Production deployment caveats
- The migration runner has a
--remotemode; first-run on a partially-migrated production DB needs manual backfill (see Installation). - The every-minute analyses cron uses a 90s claim/lease to prevent overlap on long-running LLM narrative passes (RFC 0002 Stage 4 follow-up).
- The pprof receiver returns 422 on decode failure (corrupted blobs surface to the agent instead of landing silently in R2).

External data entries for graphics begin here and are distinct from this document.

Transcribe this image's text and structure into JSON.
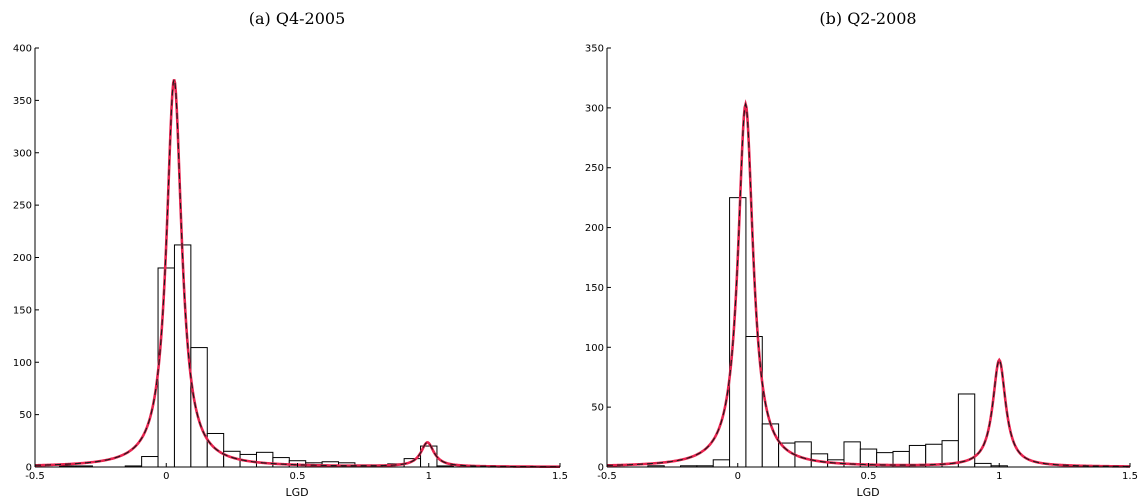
{
  "chart_data": [
    {
      "type": "bar",
      "title": "(a)  Q4-2005",
      "xlabel": "LGD",
      "ylabel": "",
      "xlim": [
        -0.5,
        1.5
      ],
      "ylim": [
        0,
        400
      ],
      "xticks": [
        "-0.5",
        "0",
        "0.5",
        "1",
        "1.5"
      ],
      "xtick_values": [
        -0.5,
        0,
        0.5,
        1,
        1.5
      ],
      "yticks": [
        "0",
        "50",
        "100",
        "150",
        "200",
        "250",
        "300",
        "350",
        "400"
      ],
      "ytick_values": [
        0,
        50,
        100,
        150,
        200,
        250,
        300,
        350,
        400
      ],
      "bin_width": 0.0625,
      "histogram": {
        "bin_centers": [
          -0.375,
          -0.3125,
          -0.25,
          -0.1875,
          -0.125,
          -0.0625,
          0.0,
          0.0625,
          0.125,
          0.1875,
          0.25,
          0.3125,
          0.375,
          0.4375,
          0.5,
          0.5625,
          0.625,
          0.6875,
          0.75,
          0.8125,
          0.875,
          0.9375,
          1.0,
          1.0625
        ],
        "counts": [
          1,
          1,
          0,
          0,
          1,
          10,
          190,
          212,
          114,
          32,
          15,
          12,
          14,
          9,
          6,
          4,
          5,
          4,
          2,
          2,
          3,
          8,
          20,
          1
        ]
      },
      "fitted_density": {
        "components": [
          {
            "center": 0.03,
            "height": 370,
            "width": 0.035
          },
          {
            "center": 0.995,
            "height": 23,
            "width": 0.03
          }
        ]
      },
      "colors": {
        "fit_solid": "#e8234f",
        "fit_dashed": "#1a1a1a",
        "bars": "#000000"
      }
    },
    {
      "type": "bar",
      "title": "(b)  Q2-2008",
      "xlabel": "LGD",
      "ylabel": "",
      "xlim": [
        -0.5,
        1.5
      ],
      "ylim": [
        0,
        350
      ],
      "xticks": [
        "-0.5",
        "0",
        "0.5",
        "1",
        "1.5"
      ],
      "xtick_values": [
        -0.5,
        0,
        0.5,
        1,
        1.5
      ],
      "yticks": [
        "0",
        "50",
        "100",
        "150",
        "200",
        "250",
        "300",
        "350"
      ],
      "ytick_values": [
        0,
        50,
        100,
        150,
        200,
        250,
        300,
        350
      ],
      "bin_width": 0.0625,
      "histogram": {
        "bin_centers": [
          -0.3125,
          -0.25,
          -0.1875,
          -0.125,
          -0.0625,
          0.0,
          0.0625,
          0.125,
          0.1875,
          0.25,
          0.3125,
          0.375,
          0.4375,
          0.5,
          0.5625,
          0.625,
          0.6875,
          0.75,
          0.8125,
          0.875,
          0.9375,
          1.0,
          1.0625,
          1.125
        ],
        "counts": [
          1,
          0,
          1,
          1,
          6,
          225,
          109,
          36,
          20,
          21,
          11,
          6,
          21,
          15,
          12,
          13,
          18,
          19,
          22,
          61,
          3,
          1,
          0,
          0
        ]
      },
      "fitted_density": {
        "components": [
          {
            "center": 0.03,
            "height": 303,
            "width": 0.035
          },
          {
            "center": 1.0,
            "height": 89,
            "width": 0.03
          }
        ]
      },
      "colors": {
        "fit_solid": "#e8234f",
        "fit_dashed": "#1a1a1a",
        "bars": "#000000"
      }
    }
  ]
}
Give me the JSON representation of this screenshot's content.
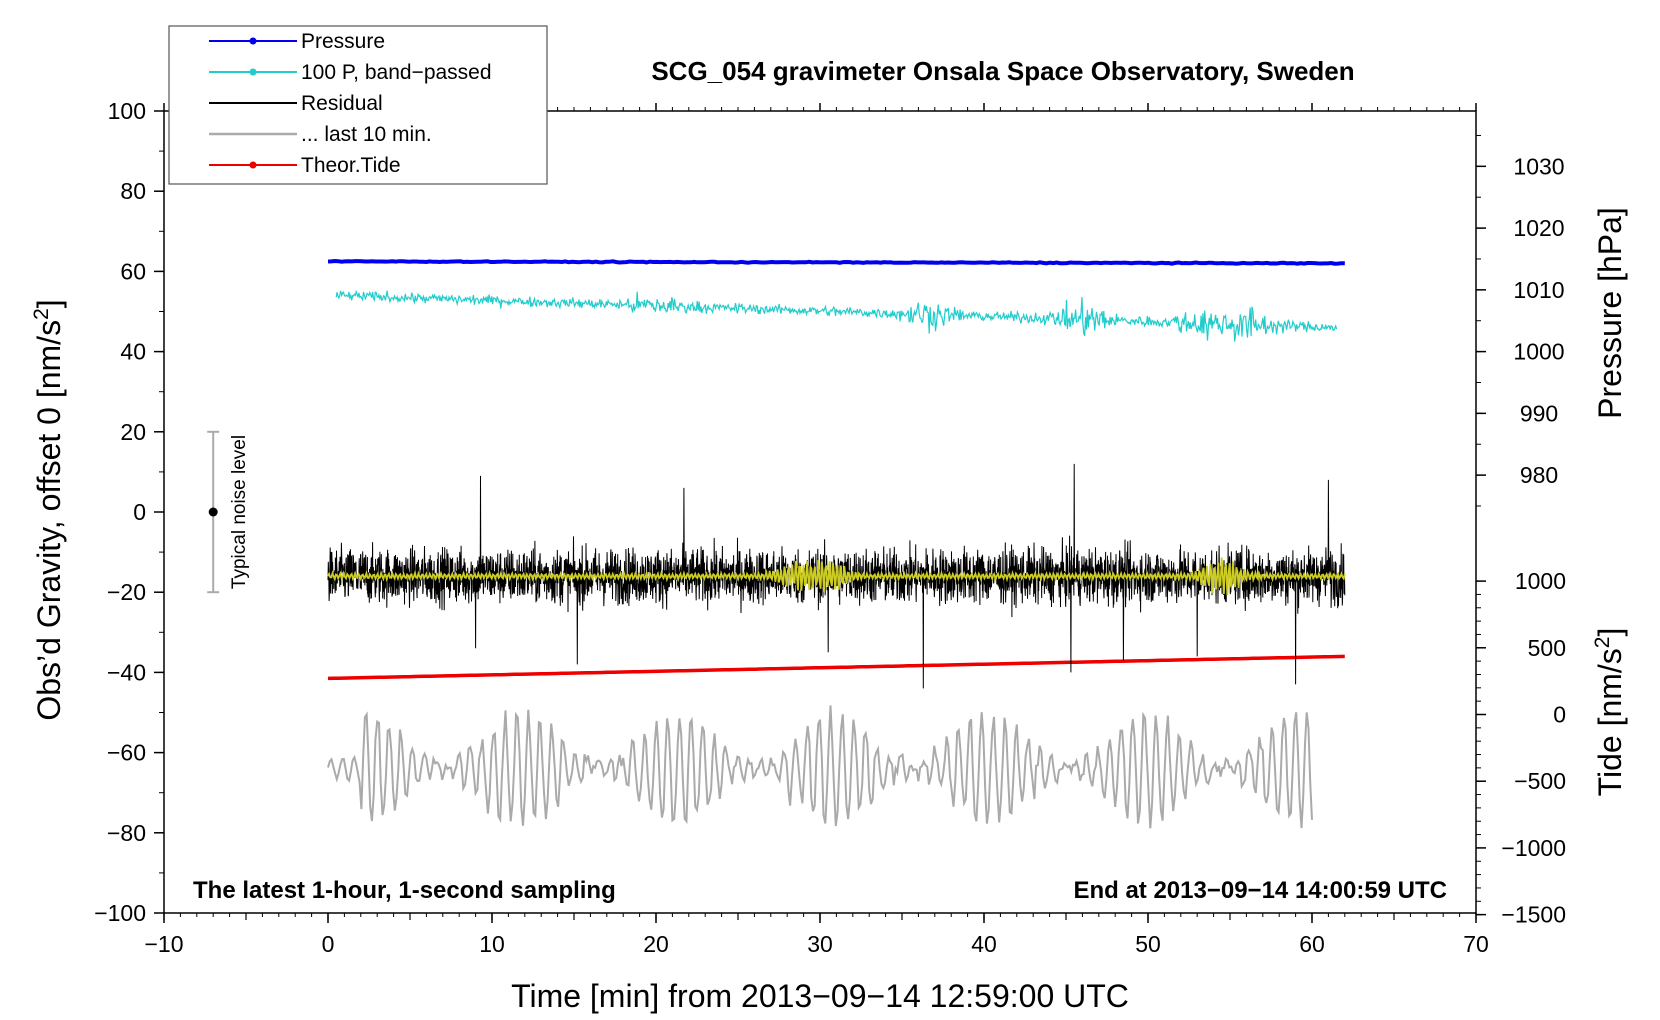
{
  "chart_data": {
    "type": "line",
    "title": "SCG_054 gravimeter Onsala Space Observatory, Sweden",
    "xlabel": "Time [min] from 2013−09−14 12:59:00 UTC",
    "ylabel_left": "Obs’d Gravity, offset 0 [nm/s",
    "ylabel_left_sup": "2",
    "ylabel_left_end": "]",
    "ylabel_right_pressure": "Pressure [hPa]",
    "ylabel_right_tide": "Tide [nm/s",
    "ylabel_right_tide_sup": "2",
    "ylabel_right_tide_end": "]",
    "xlim": [
      -10,
      70
    ],
    "ylim": [
      -100,
      100
    ],
    "x_ticks": [
      -10,
      0,
      10,
      20,
      30,
      40,
      50,
      60,
      70
    ],
    "x_tick_labels": [
      "−10",
      "0",
      "10",
      "20",
      "30",
      "40",
      "50",
      "60",
      "70"
    ],
    "y_ticks": [
      -100,
      -80,
      -60,
      -40,
      -20,
      0,
      20,
      40,
      60,
      80,
      100
    ],
    "y_tick_labels": [
      "−100",
      "−80",
      "−60",
      "−40",
      "−20",
      "0",
      "20",
      "40",
      "60",
      "80",
      "100"
    ],
    "pressure_axis": {
      "ticks": [
        980,
        990,
        1000,
        1010,
        1020,
        1030
      ],
      "tick_labels": [
        "980",
        "990",
        "1000",
        "1010",
        "1020",
        "1030"
      ],
      "gravity_at_1000": 40,
      "gravity_per_hpa": 1.54
    },
    "tide_axis": {
      "ticks": [
        -1500,
        -1000,
        -500,
        0,
        500,
        1000
      ],
      "tick_labels": [
        "−1500",
        "−1000",
        "−500",
        "0",
        "500",
        "1000"
      ],
      "gravity_at_0": -50.5,
      "gravity_per_unit": 0.03327
    },
    "notes": {
      "left": "The latest 1‑hour, 1‑second sampling",
      "right": "End at 2013−09−14 14:00:59 UTC"
    },
    "noise_bar": {
      "x": -7,
      "center": 0,
      "low": -20,
      "high": 20,
      "label": "Typical noise level"
    },
    "legend": [
      {
        "label": "Pressure",
        "color": "#0000ee",
        "marker": true
      },
      {
        "label": "100 P, band−passed",
        "color": "#22cccc",
        "marker": true
      },
      {
        "label": "Residual",
        "color": "#000000",
        "marker": false
      },
      {
        "label": "... last 10 min.",
        "color": "#aaaaaa",
        "marker": false
      },
      {
        "label": "Theor.Tide",
        "color": "#ee0000",
        "marker": true
      }
    ],
    "series": [
      {
        "name": "Pressure",
        "color": "#0000ee",
        "x_range": [
          0,
          62
        ],
        "start": 62.5,
        "end": 62.0,
        "noise_amp": 0.2
      },
      {
        "name": "100 P, band-passed",
        "color": "#22cccc",
        "x_range": [
          0.5,
          61.5
        ],
        "start": 54,
        "end": 46,
        "noise_amp": 1.5,
        "bursts": [
          {
            "at": 20,
            "amp": 2.5
          },
          {
            "at": 36.5,
            "amp": 3
          },
          {
            "at": 46,
            "amp": 4
          },
          {
            "at": 53,
            "amp": 3
          },
          {
            "at": 56,
            "amp": 4
          }
        ]
      },
      {
        "name": "Residual",
        "color": "#000000",
        "x_range": [
          0,
          62
        ],
        "center": -16,
        "noise_amp": 9,
        "spikes": [
          {
            "at": 9.3,
            "val": 9
          },
          {
            "at": 9.0,
            "val": -34
          },
          {
            "at": 15.2,
            "val": -38
          },
          {
            "at": 21.7,
            "val": 6
          },
          {
            "at": 30.5,
            "val": -35
          },
          {
            "at": 36.3,
            "val": -44
          },
          {
            "at": 45.5,
            "val": 12
          },
          {
            "at": 45.3,
            "val": -40
          },
          {
            "at": 48.5,
            "val": -37
          },
          {
            "at": 53.0,
            "val": -36
          },
          {
            "at": 59.0,
            "val": -43
          },
          {
            "at": 61.0,
            "val": 8
          }
        ]
      },
      {
        "name": "Residual smoothed",
        "color": "#cccc22",
        "x_range": [
          0,
          62
        ],
        "center": -16,
        "noise_amp": 0.8,
        "bursts": [
          {
            "at": 28.5,
            "amp": 3
          },
          {
            "at": 30.5,
            "amp": 4
          },
          {
            "at": 54.5,
            "amp": 4.5
          }
        ]
      },
      {
        "name": "... last 10 min.",
        "color": "#aaaaaa",
        "x_range": [
          0,
          60
        ],
        "center": -64,
        "amp": 14
      },
      {
        "name": "Theor.Tide",
        "color": "#ee0000",
        "x_range": [
          0,
          62
        ],
        "start": -41.5,
        "end": -36.0
      }
    ]
  }
}
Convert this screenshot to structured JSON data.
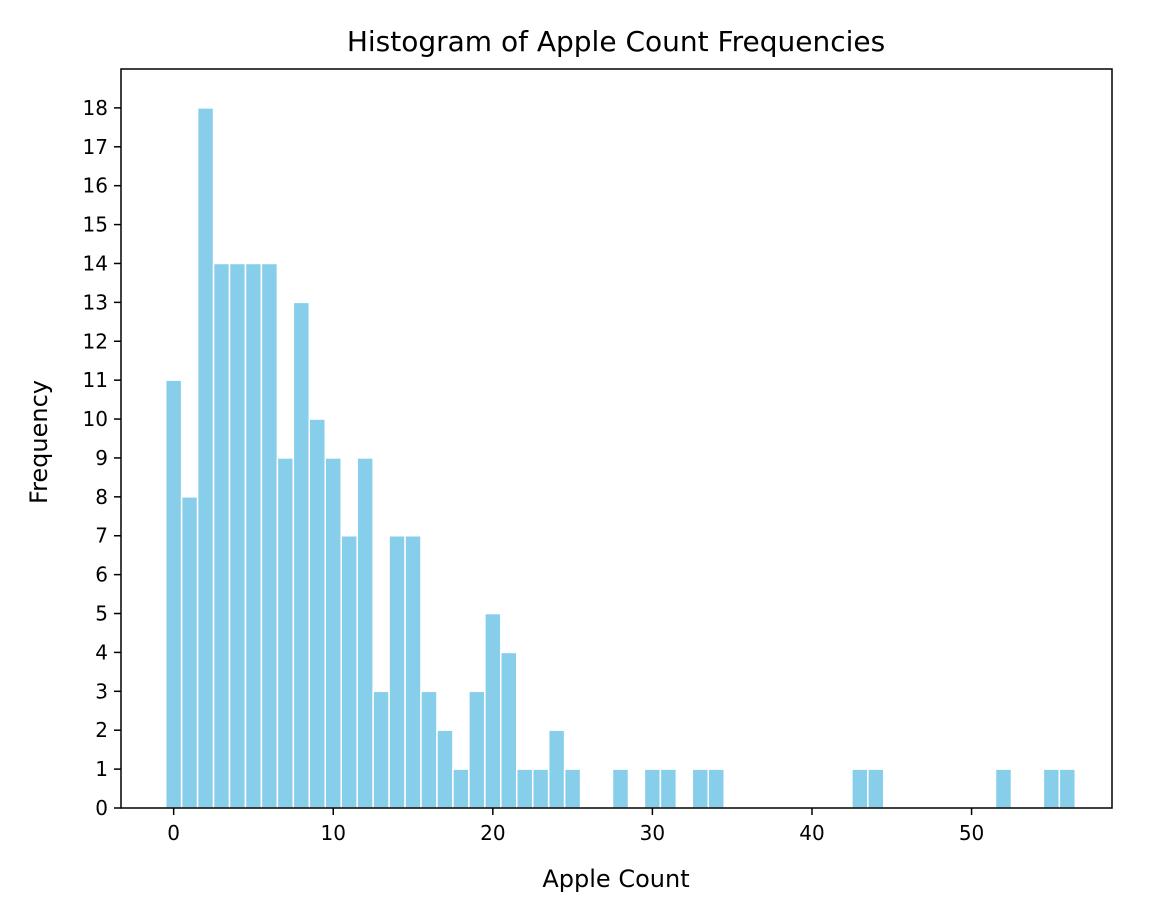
{
  "chart_data": {
    "type": "bar",
    "title": "Histogram of Apple Count Frequencies",
    "xlabel": "Apple Count",
    "ylabel": "Frequency",
    "x": [
      0,
      1,
      2,
      3,
      4,
      5,
      6,
      7,
      8,
      9,
      10,
      11,
      12,
      13,
      14,
      15,
      16,
      17,
      18,
      19,
      20,
      21,
      22,
      23,
      24,
      25,
      28,
      30,
      31,
      33,
      34,
      43,
      44,
      52,
      55,
      56
    ],
    "values": [
      11,
      8,
      18,
      14,
      14,
      14,
      14,
      9,
      13,
      10,
      9,
      7,
      9,
      3,
      7,
      7,
      3,
      2,
      1,
      3,
      5,
      4,
      1,
      1,
      2,
      1,
      1,
      1,
      1,
      1,
      1,
      1,
      1,
      1,
      1,
      1
    ],
    "xlim": [
      -3.3,
      58.8
    ],
    "ylim": [
      0,
      19
    ],
    "xticks": [
      0,
      10,
      20,
      30,
      40,
      50
    ],
    "yticks": [
      0,
      1,
      2,
      3,
      4,
      5,
      6,
      7,
      8,
      9,
      10,
      11,
      12,
      13,
      14,
      15,
      16,
      17,
      18
    ],
    "bar_color": "#87ceeb",
    "bar_edge_color": "#ffffff",
    "grid": false,
    "legend": "none"
  }
}
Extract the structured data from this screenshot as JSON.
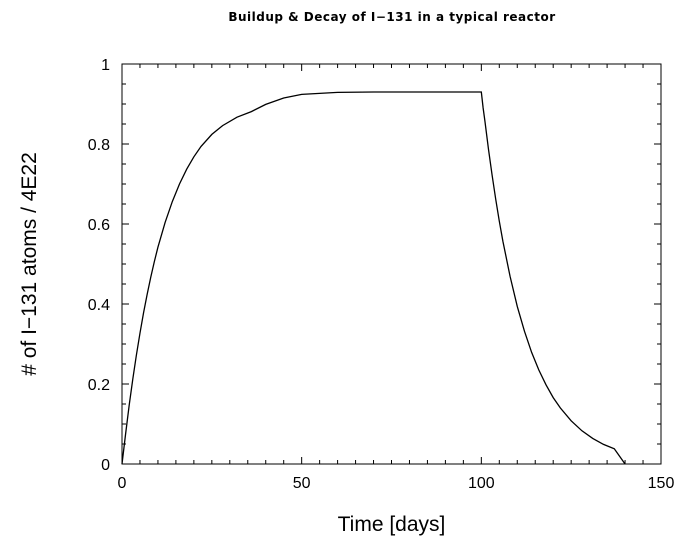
{
  "chart_data": {
    "type": "line",
    "title": "Buildup & Decay of I−131 in a typical reactor",
    "xlabel": "Time [days]",
    "ylabel": "# of I−131 atoms / 4E22",
    "xlim": [
      0,
      150
    ],
    "ylim": [
      0,
      1
    ],
    "x_ticks": [
      "0",
      "50",
      "100",
      "150"
    ],
    "y_ticks": [
      "0",
      "0.2",
      "0.4",
      "0.6",
      "0.8",
      "1"
    ],
    "grid": false,
    "series": [
      {
        "x": [
          0,
          1,
          2,
          3,
          4,
          5,
          6,
          7,
          8,
          9,
          10,
          12,
          14,
          16,
          18,
          20,
          22,
          25,
          28,
          32,
          36,
          40,
          45,
          50,
          60,
          70,
          80,
          90,
          100,
          100.5,
          101,
          102,
          103,
          104,
          105,
          106,
          108,
          110,
          112,
          114,
          116,
          118,
          120,
          122,
          125,
          128,
          131,
          134,
          137,
          140
        ],
        "y": [
          0.0,
          0.075,
          0.147,
          0.212,
          0.272,
          0.327,
          0.378,
          0.424,
          0.467,
          0.506,
          0.542,
          0.604,
          0.656,
          0.7,
          0.737,
          0.768,
          0.794,
          0.824,
          0.846,
          0.867,
          0.881,
          0.899,
          0.915,
          0.924,
          0.929,
          0.93,
          0.93,
          0.93,
          0.93,
          0.89,
          0.857,
          0.786,
          0.722,
          0.662,
          0.607,
          0.557,
          0.469,
          0.394,
          0.332,
          0.279,
          0.235,
          0.198,
          0.166,
          0.14,
          0.108,
          0.083,
          0.064,
          0.049,
          0.038,
          0.0
        ]
      }
    ]
  }
}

- The connected-routes endpoint returns 400 on unknown entity kinds (catches client-side URL building bugs).
Recent reliability behavior
The May 31, 2026 updates tightened several user-visible dashboard paths:
- Telemetry and AI dashboards abort stale loaders, so quick filter/tab changes do not let older responses overwrite newer views.
- Replay chunk loading is paginated, so long sessions load progressively instead of depending on one large response.
- Live-tail streams enforce project isolation end-to-end.
- Connected Rail scenario tests now cover trace, replay, and service-map pivots more directly.
These are not new navigation concepts, but they make the rail and dashboard flows behave more predictably under realistic traffic.